The USB device IS bootable with a primary partition. I've used these steps to make it bootable in DISKPART:
http://social.technet.microsoft.com...how-to-deploy-windows-7-from-a-usb-drive.aspx

After having no luck on the B590, I tried booting on the USB on a different computer, and it works perfectly well. Starts installing windows 7. So it seems like the problem is not with my usb device.

I even tried restoring the USB drive and using Lenovo Bootable Generator application to make the usb bootable, with the same result.

Can anyone help?


----------



## mtzlplex (Aug 5, 2002)

F12 Key at bootup?


----------



## Bassi (Jul 20, 2008)

Which supposedly should open the exact same boot menu I've uploaded an image of. 
Though F12 doesn't work. But I can get the boot menu up by removing the harddrive from the boot list.

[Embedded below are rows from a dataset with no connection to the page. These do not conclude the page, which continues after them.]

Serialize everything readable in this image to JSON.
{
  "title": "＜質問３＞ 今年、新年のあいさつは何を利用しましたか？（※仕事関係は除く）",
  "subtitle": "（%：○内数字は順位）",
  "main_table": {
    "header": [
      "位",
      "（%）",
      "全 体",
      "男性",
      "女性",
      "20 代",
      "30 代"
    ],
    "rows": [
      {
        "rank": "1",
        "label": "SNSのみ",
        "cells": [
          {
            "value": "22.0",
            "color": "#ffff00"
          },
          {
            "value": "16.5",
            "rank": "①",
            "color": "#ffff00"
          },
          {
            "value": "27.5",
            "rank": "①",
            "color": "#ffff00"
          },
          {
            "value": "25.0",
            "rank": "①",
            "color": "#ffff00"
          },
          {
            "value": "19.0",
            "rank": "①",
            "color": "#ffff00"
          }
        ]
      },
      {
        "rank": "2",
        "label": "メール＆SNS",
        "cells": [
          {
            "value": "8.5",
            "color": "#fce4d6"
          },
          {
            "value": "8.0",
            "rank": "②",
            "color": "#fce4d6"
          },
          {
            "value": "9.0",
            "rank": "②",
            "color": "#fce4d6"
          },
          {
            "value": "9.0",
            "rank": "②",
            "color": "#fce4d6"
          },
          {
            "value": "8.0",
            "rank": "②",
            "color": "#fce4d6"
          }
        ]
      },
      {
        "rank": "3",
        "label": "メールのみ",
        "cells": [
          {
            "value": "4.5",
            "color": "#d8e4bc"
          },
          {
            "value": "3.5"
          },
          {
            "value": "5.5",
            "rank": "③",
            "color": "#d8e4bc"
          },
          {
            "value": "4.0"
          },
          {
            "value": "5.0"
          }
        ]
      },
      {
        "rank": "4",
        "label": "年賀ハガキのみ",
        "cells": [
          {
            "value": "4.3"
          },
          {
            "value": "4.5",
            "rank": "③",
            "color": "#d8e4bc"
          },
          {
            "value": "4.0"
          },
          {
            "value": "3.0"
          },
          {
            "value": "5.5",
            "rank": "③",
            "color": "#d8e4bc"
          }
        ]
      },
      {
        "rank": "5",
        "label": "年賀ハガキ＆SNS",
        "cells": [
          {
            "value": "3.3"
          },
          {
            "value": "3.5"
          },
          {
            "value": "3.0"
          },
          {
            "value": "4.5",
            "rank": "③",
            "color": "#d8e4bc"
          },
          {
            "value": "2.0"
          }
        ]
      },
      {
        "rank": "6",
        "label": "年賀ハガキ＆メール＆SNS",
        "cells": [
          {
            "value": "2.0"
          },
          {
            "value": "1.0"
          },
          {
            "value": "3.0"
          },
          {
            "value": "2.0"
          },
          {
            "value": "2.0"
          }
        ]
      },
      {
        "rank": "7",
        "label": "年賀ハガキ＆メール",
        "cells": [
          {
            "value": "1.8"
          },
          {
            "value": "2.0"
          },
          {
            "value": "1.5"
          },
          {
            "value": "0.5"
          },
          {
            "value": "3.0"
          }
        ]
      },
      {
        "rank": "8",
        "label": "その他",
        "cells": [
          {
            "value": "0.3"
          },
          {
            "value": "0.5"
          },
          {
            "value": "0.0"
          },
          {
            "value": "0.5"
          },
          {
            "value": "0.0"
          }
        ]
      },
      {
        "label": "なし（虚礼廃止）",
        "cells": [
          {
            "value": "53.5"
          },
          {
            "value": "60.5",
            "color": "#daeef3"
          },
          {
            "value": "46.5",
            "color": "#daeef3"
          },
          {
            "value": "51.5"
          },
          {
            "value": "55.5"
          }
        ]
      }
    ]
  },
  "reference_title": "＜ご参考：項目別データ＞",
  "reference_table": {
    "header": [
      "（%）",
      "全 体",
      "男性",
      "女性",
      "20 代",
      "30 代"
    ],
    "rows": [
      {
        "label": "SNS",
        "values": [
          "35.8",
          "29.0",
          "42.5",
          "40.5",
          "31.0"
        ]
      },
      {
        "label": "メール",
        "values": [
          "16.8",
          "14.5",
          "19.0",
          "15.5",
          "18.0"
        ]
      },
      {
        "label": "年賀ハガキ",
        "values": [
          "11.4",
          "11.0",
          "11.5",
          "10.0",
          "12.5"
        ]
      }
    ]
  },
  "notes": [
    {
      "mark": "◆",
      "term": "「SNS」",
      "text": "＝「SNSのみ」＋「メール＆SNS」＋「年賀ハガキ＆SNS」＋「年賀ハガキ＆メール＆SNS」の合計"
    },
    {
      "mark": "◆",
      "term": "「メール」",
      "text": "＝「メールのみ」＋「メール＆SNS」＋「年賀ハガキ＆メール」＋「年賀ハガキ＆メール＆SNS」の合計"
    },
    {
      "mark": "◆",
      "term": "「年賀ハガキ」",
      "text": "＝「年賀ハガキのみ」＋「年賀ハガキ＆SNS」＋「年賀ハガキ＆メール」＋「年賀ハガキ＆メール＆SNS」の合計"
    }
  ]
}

But still, it wont boot from USB.

EDIT: I got the boot menu up by pressing F12. Apparently you have to press F12 at the EXACT moment you press the power button.
http://i.imgur.com/SYv53Gf.jpg
But again. Nothing happens when I press enter on the USB drive. The screen just flickers.


----------



## mtzlplex (Aug 5, 2002)

Tried a different usb port?


----------



## Bassi (Jul 20, 2008)

Yup. All 3 of them. Same result.


----------



## mtzlplex (Aug 5, 2002)

I see you have posted at the Lenovo forums, may be there is something specific to that model laptop that they will know about. Good luck.


----------



## mtzlplex (Aug 5, 2002)

Boot mode to legacy, I almost said to try that.


----------



## Bassi (Jul 20, 2008)

Yes, that worked.

And thank you to Solid_Cruver from the lenovo forums for this solution:
http://forums.lenovo.com/t5/Lenovo-...om-usb-key/m-p/1231959/highlight/false#M46861


----------



## mtzlplex (Aug 5, 2002)

Glad to hear the solution worked for you. Also, looks like there are plenty of win7 drivers for you, always nice to know.


----------



## 5mpx (Oct 9, 2013)

I have had this same issue with Lenovo B590. Boot mode to legacy fixed this.


----------